Yanardağ’ın tecride karşı sözleri mahkemeyi acıtmış!

İstanbul 30. Ağır Ceza Mahkemesi’nin gerekçeli kararında, Gazeteci Merdan Yanardağ’ın Kürt Halk Önderi Abdullah Öcalan’a yönelik tecride karşı sözleri “iç acıtıcı” olarak nitelendirildi.

İstanbul 30. Ağır Ceza Mahkemesi, Tele1 Yayın Yönetmeni Merdan Yanardağ’a, "örgüt propagandası" yapmak suçundan verdiği 2 yıl 6 ay hapis cezasının gerekçeli kararını tamamladı.

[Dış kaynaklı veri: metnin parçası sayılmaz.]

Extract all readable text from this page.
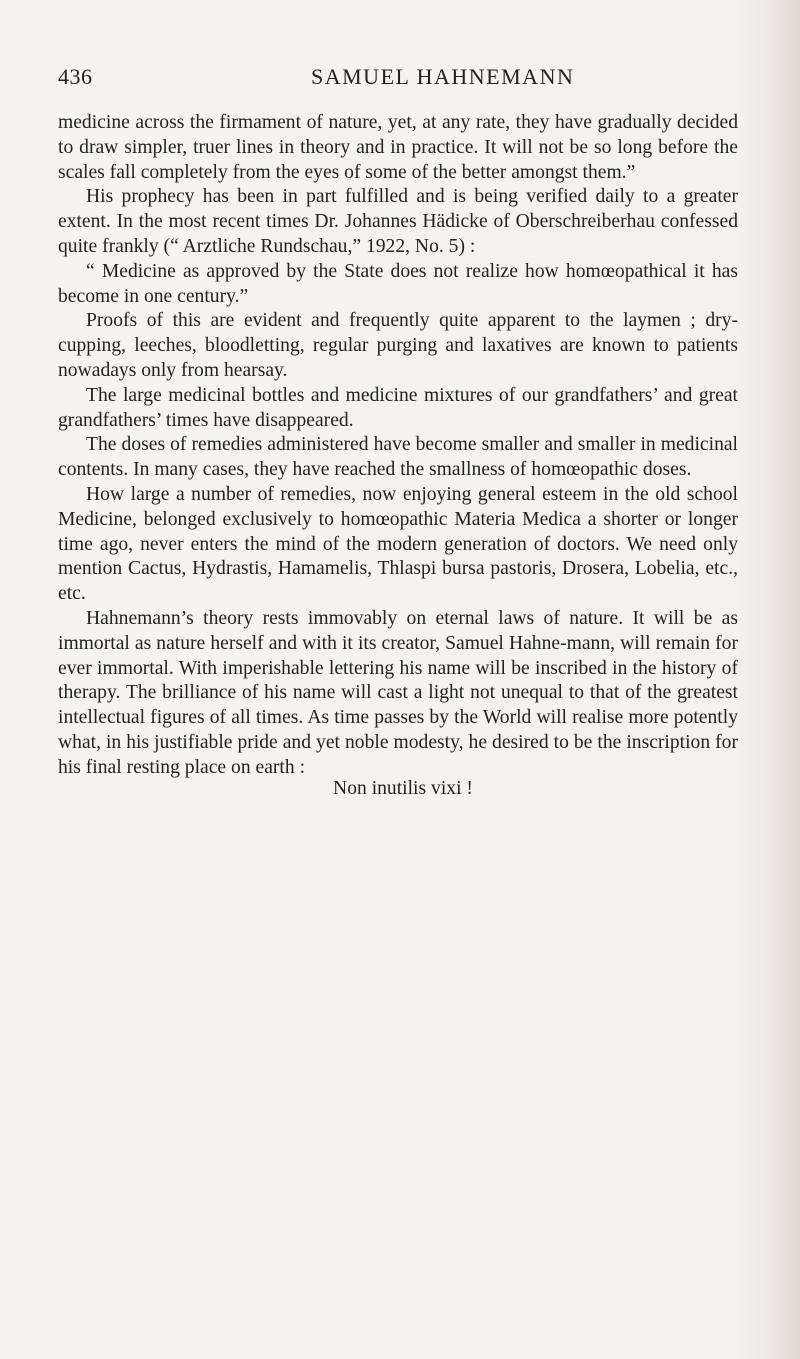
436	SAMUEL HAHNEMANN

medicine across the firmament of nature, yet, at any rate, they have gradually decided to draw simpler, truer lines in theory and in practice. It will not be so long before the scales fall completely from the eyes of some of the better amongst them.”

His prophecy has been in part fulfilled and is being verified daily to a greater extent. In the most recent times Dr. Johannes Hädicke of Oberschreiberhau confessed quite frankly (“ Arztliche Rundschau,” 1922, No. 5) :

“ Medicine as approved by the State does not realize how homœopathical it has become in one century.”

Proofs of this are evident and frequently quite apparent to the laymen ; dry-cupping, leeches, bloodletting, regular purging and laxatives are known to patients nowadays only from hearsay.

The large medicinal bottles and medicine mixtures of our grandfathers’ and great grandfathers’ times have disappeared.

The doses of remedies administered have become smaller and smaller in medicinal contents. In many cases, they have reached the smallness of homœopathic doses.

How large a number of remedies, now enjoying general esteem in the old school Medicine, belonged exclusively to homœopathic Materia Medica a shorter or longer time ago, never enters the mind of the modern generation of doctors. We need only mention Cactus, Hydrastis, Hamamelis, Thlaspi bursa pastoris, Drosera, Lobelia, etc., etc.

Hahnemann’s theory rests immovably on eternal laws of nature. It will be as immortal as nature herself and with it its creator, Samuel Hahne-mann, will remain for ever immortal. With imperishable lettering his name will be inscribed in the history of therapy. The brilliance of his name will cast a light not unequal to that of the greatest intellectual figures of all times. As time passes by the World will realise more potently what, in his justifiable pride and yet noble modesty, he desired to be the inscription for his final resting place on earth :

Non inutilis vixi !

Kararda, Yanardağ’ın sözlerinin bütün halinde propaganda suçunu oluşturduğu belirtildi. Yanardağ’ın ifadeleriyle "Abdullah Öcalan’ı ve lideri PKK’yi sempatik göstermeye çalıştığı, özellikle genç izleyicilere Öcalan’ı siyasi tutsak gibi göstermeyi amaçladığı" belirtildi. Kararda, Yanardağ’ın ifadeleri “iç acıtıcı” olarak nitelendirildi.

Kararda, Yanardağ’ın "Öcalan’ın tecrit edildiği, hafife alınacak biri olmadığı, çok okuduğu için neredeyse filozof olduğu, siyaseti doğru gören, doğru çözümleyen biri olduğu, geçmişine ve manevralarına baktığında bunu gördüğüne" yönelik sözlerinin altı çizilerek, “…örgüt liderini yüceltip, eylemlerinden övgüyle bahsettiği ve bu kişiyi siyasi mahkum olarak nitelendirdiği anlaşılmıştır” denildi.

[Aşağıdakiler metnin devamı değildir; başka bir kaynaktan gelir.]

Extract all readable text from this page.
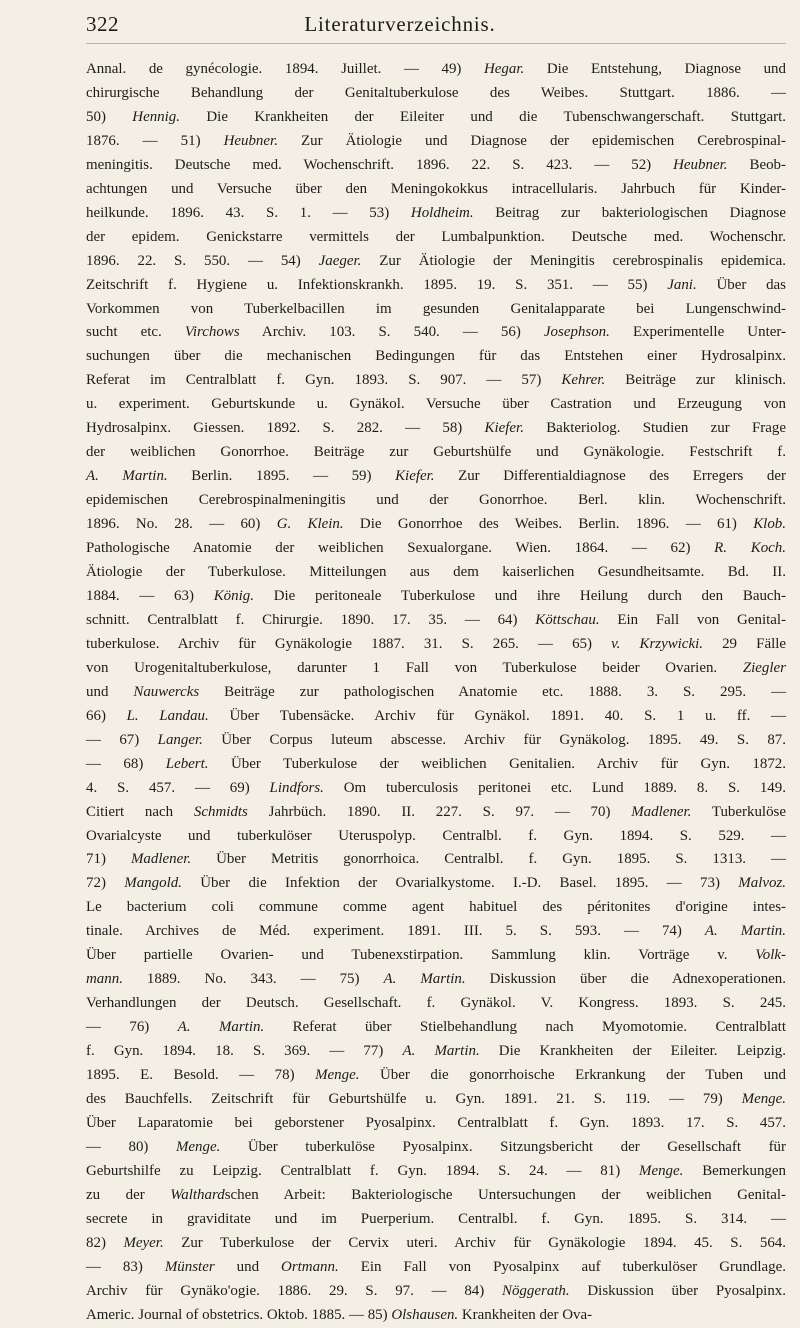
322	Literaturverzeichnis.
Annal. de gynécologie. 1894. Juillet. — 49) Hegar. Die Entstehung, Diagnose und
chirurgische Behandlung der Genitaltuberkulose des Weibes. Stuttgart. 1886. —
50) Hennig. Die Krankheiten der Eileiter und die Tubenschwangerschaft. Stuttgart.
1876. — 51) Heubner. Zur Ätiologie und Diagnose der epidemischen Cerebrospinal-
meningitis. Deutsche med. Wochenschrift. 1896. 22. S. 423. — 52) Heubner. Beob-
achtungen und Versuche über den Meningokokkus intracellularis. Jahrbuch für Kinder-
heilkunde. 1896. 43. S. 1. — 53) Holdheim. Beitrag zur bakteriologischen Diagnose
der epidem. Genickstarre vermittels der Lumbalpunktion. Deutsche med. Wochenschr.
1896. 22. S. 550. — 54) Jaeger. Zur Ätiologie der Meningitis cerebrospinalis epidemica.
Zeitschrift f. Hygiene u. Infektionskrankh. 1895. 19. S. 351. — 55) Jani. Über das
Vorkommen von Tuberkelbacillen im gesunden Genitalapparate bei Lungenschwind-
sucht etc. Virchows Archiv. 103. S. 540. — 56) Josephson. Experimentelle Unter-
suchungen über die mechanischen Bedingungen für das Entstehen einer Hydrosalpinx.
Referat im Centralblatt f. Gyn. 1893. S. 907. — 57) Kehrer. Beiträge zur klinisch.
u. experiment. Geburtskunde u. Gynäkol. Versuche über Castration und Erzeugung von
Hydrosalpinx. Giessen. 1892. S. 282. — 58) Kiefer. Bakteriolog. Studien zur Frage
der weiblichen Gonorrhoe. Beiträge zur Geburtshülfe und Gynäkologie. Festschrift f.
A. Martin. Berlin. 1895. — 59) Kiefer. Zur Differentialdiagnose des Erregers der
epidemischen Cerebrospinalmeningitis und der Gonorrhoe. Berl. klin. Wochenschrift.
1896. No. 28. — 60) G. Klein. Die Gonorrhoe des Weibes. Berlin. 1896. — 61) Klob.
Pathologische Anatomie der weiblichen Sexualorgane. Wien. 1864. — 62) R. Koch.
Ätiologie der Tuberkulose. Mitteilungen aus dem kaiserlichen Gesundheitsamte. Bd. II.
1884. — 63) König. Die peritoneale Tuberkulose und ihre Heilung durch den Bauch-
schnitt. Centralblatt f. Chirurgie. 1890. 17. 35. — 64) Köttschau. Ein Fall von Genital-
tuberkulose. Archiv für Gynäkologie 1887. 31. S. 265. — 65) v. Krzywicki. 29 Fälle
von Urogenitaltuberkulose, darunter 1 Fall von Tuberkulose beider Ovarien. Ziegler
und Nauwercks Beiträge zur pathologischen Anatomie etc. 1888. 3. S. 295. —
66) L. Landau. Über Tubensäcke. Archiv für Gynäkol. 1891. 40. S. 1 u. ff. —
— 67) Langer. Über Corpus luteum abscesse. Archiv für Gynäkolog. 1895. 49. S. 87.
— 68) Lebert. Über Tuberkulose der weiblichen Genitalien. Archiv für Gyn. 1872.
4. S. 457. — 69) Lindfors. Om tuberculosis peritonei etc. Lund 1889. 8. S. 149.
Citiert nach Schmidts Jahrbüch. 1890. II. 227. S. 97. — 70) Madlener. Tuberkulöse
Ovarialcyste und tuberkulöser Uteruspolyp. Centralbl. f. Gyn. 1894. S. 529. —
71) Madlener. Über Metritis gonorrhoica. Centralbl. f. Gyn. 1895. S. 1313. —
72) Mangold. Über die Infektion der Ovarialkystome. I.-D. Basel. 1895. — 73) Malvoz.
Le bacterium coli commune comme agent habituel des péritonites d'origine intes-
tinale. Archives de Méd. experiment. 1891. III. 5. S. 593. — 74) A. Martin.
Über partielle Ovarien- und Tubenexstirpation. Sammlung klin. Vorträge v. Volk-
mann. 1889. No. 343. — 75) A. Martin. Diskussion über die Adnexoperationen.
Verhandlungen der Deutsch. Gesellschaft. f. Gynäkol. V. Kongress. 1893. S. 245.
— 76) A. Martin. Referat über Stielbehandlung nach Myomotomie. Centralblatt
f. Gyn. 1894. 18. S. 369. — 77) A. Martin. Die Krankheiten der Eileiter. Leipzig.
1895. E. Besold. — 78) Menge. Über die gonorrhoische Erkrankung der Tuben und
des Bauchfells. Zeitschrift für Geburtshülfe u. Gyn. 1891. 21. S. 119. — 79) Menge.
Über Laparatomie bei geborstener Pyosalpinx. Centralblatt f. Gyn. 1893. 17. S. 457.
— 80) Menge. Über tuberkulöse Pyosalpinx. Sitzungsbericht der Gesellschaft für
Geburtshilfe zu Leipzig. Centralblatt f. Gyn. 1894. S. 24. — 81) Menge. Bemerkungen
zu der Walthardschen Arbeit: Bakteriologische Untersuchungen der weiblichen Genital-
secrete in graviditate und im Puerperium. Centralbl. f. Gyn. 1895. S. 314. —
82) Meyer. Zur Tuberkulose der Cervix uteri. Archiv für Gynäkologie 1894. 45. S. 564.
— 83) Münster und Ortmann. Ein Fall von Pyosalpinx auf tuberkulöser Grundlage.
Archiv für Gynäko'ogie. 1886. 29. S. 97. — 84) Nöggerath. Diskussion über Pyosalpinx.
Americ. Journal of obstetrics. Oktob. 1885. — 85) Olshausen. Krankheiten der Ova-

Karada, "Yanardağ’ın sözlerinin bağlamından koparılmadan bütün halinde değerlendirildiğinde de örgüt propagandası yaparak kasta dayalı kusuru işlediği, bu yüzden alt sınırdan uzaklaşılarak ceza verildiği" ifade edildi.

NE OLMUŞTU? 

Yanardağ’ın Kürt Halk Önderi Abdullah Öcalan’a yönelik tecride karşı Haziran ayında yayınlanan programdaki sözlerinin internette dolaşıma sokulmasının ardından tutuklanmış ve 4 Ekim’de yapılan duruşmada 2 yıl 6 ay hapse mahkum edilerek, tahliye olmuştu.

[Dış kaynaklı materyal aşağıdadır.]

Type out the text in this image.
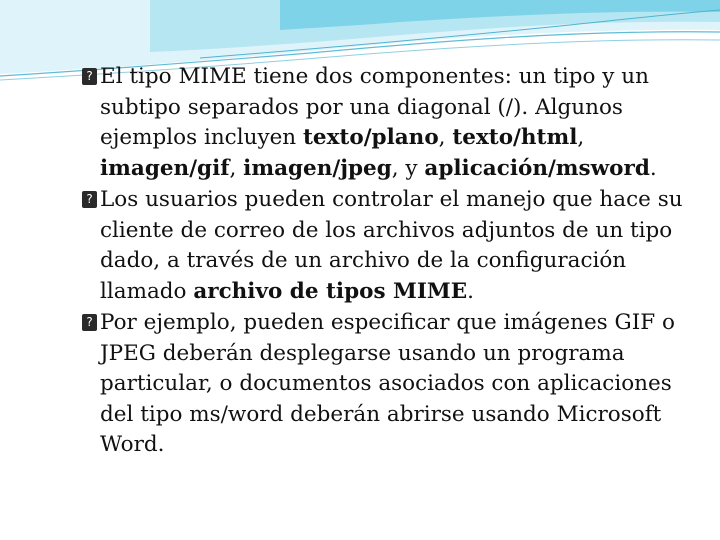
? El tipo MIME tiene dos componentes: un tipo y un subtipo separados por una diagonal (/). Algunos ejemplos incluyen texto/plano, texto/html, imagen/gif, imagen/jpeg, y aplicación/msword.
? Los usuarios pueden controlar el manejo que hace su cliente de correo de los archivos adjuntos de un tipo dado, a través de un archivo de la configuración llamado archivo de tipos MIME.
? Por ejemplo, pueden especificar que imágenes GIF o JPEG deberán desplegarse usando un programa particular, o documentos asociados con aplicaciones del tipo ms/word deberán abrirse usando Microsoft Word.
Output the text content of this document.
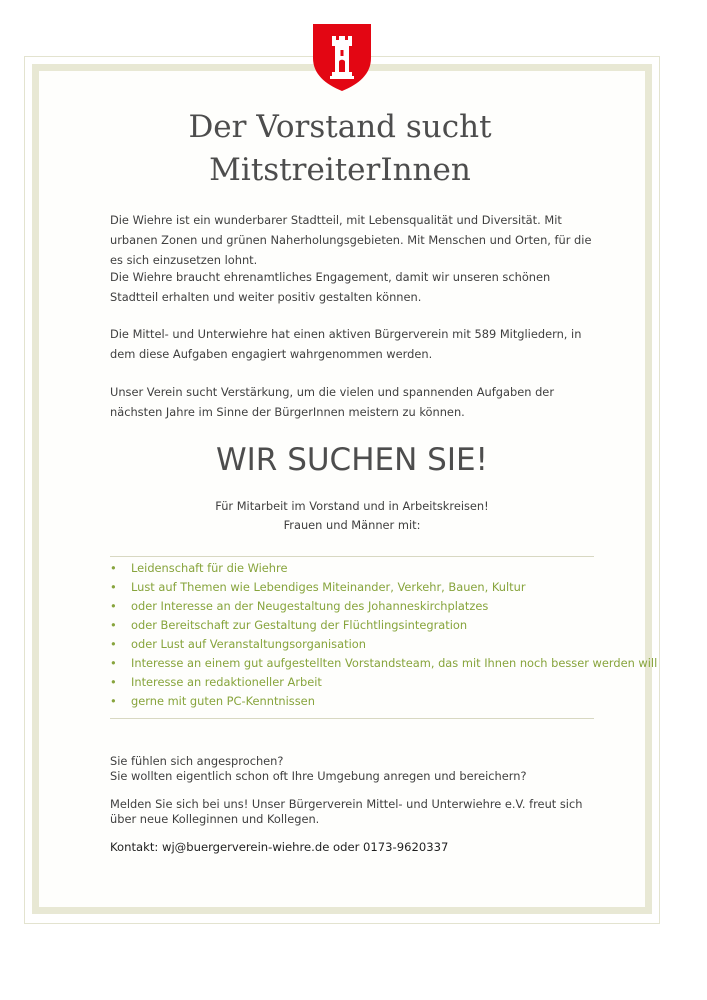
Der Vorstand sucht
MitstreiterInnen

Die Wiehre ist ein wunderbarer Stadtteil, mit Lebensqualität und Diversität. Mit urbanen Zonen und grünen Naherholungsgebieten. Mit Menschen und Orten, für die es sich einzusetzen lohnt.

Die Wiehre braucht ehrenamtliches Engagement, damit wir unseren schönen Stadtteil erhalten und weiter positiv gestalten können.

Die Mittel- und Unterwiehre hat einen aktiven Bürgerverein mit 589 Mitgliedern, in dem diese Aufgaben engagiert wahrgenommen werden.

Unser Verein sucht Verstärkung, um die vielen und spannenden Aufgaben der nächsten Jahre im Sinne der BürgerInnen meistern zu können.

WIR SUCHEN SIE!

Für Mitarbeit im Vorstand und in Arbeitskreisen!

Frauen und Männer mit:

• Leidenschaft für die Wiehre
• Lust auf Themen wie Lebendiges Miteinander, Verkehr, Bauen, Kultur
• oder Interesse an der Neugestaltung des Johanneskirchplatzes
• oder Bereitschaft zur Gestaltung der Flüchtlingsintegration
• oder Lust auf Veranstaltungsorganisation
• Interesse an einem gut aufgestellten Vorstandsteam, das mit Ihnen noch besser werden will
• Interesse an redaktioneller Arbeit
• gerne mit guten PC-Kenntnissen

Sie fühlen sich angesprochen?
Sie wollten eigentlich schon oft Ihre Umgebung anregen und bereichern?

Melden Sie sich bei uns! Unser Bürgerverein Mittel- und Unterwiehre e.V. freut sich über neue Kolleginnen und Kollegen.

Kontakt: wj@buergerverein-wiehre.de oder 0173-9620337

Yanardağ şöyle demişti: “Şimdi İmralı'ya baktığımız zaman yani 70 yaşını geçmiş bir Abdullah Öcalan ve kabul etmek gerekir ki çok uzun süredir yani 25 yıldır hapiste kesintisiz hapiste ve tecritte olan bir kişiden söz ediyoruz. Türkiye'de en uzun süre yatan siyasi mahkumdur. En uzun süre... Normal infaz yasaları geçerli olsa aslında serbest bırakılması gerekiyor.  Ev hapsi vesaire. Abdullah Öcalan'a uygulanan tecridin hukukta hiçbir yeri yoktur. Kaldırılması lazım. Biz görmüyoruz, duymuyoruz, tartışamıyoruz, o izliyor mu izlemiyor mu bilmiyoruz. Ama orada elinde rehin olarak ailesiyle bile görüşemiyor, avukatlarıyla görüşemiyor. Öyle bir öyle bir infaz düzen olabilir mi ya? Şimdi bunlar da hiçbirini uygulamıyorsunuz. Çünkü Abdullah Öcalan hafife alınacak birisi değil. Çok okuyan, neredeyse cezaevinde filozof oldu. Çünkü okumaktan başka bir şey yapmıyor. Siyaseti doğru okuyan doğru gören doğru çözümleyen son derece zeki birisidir.”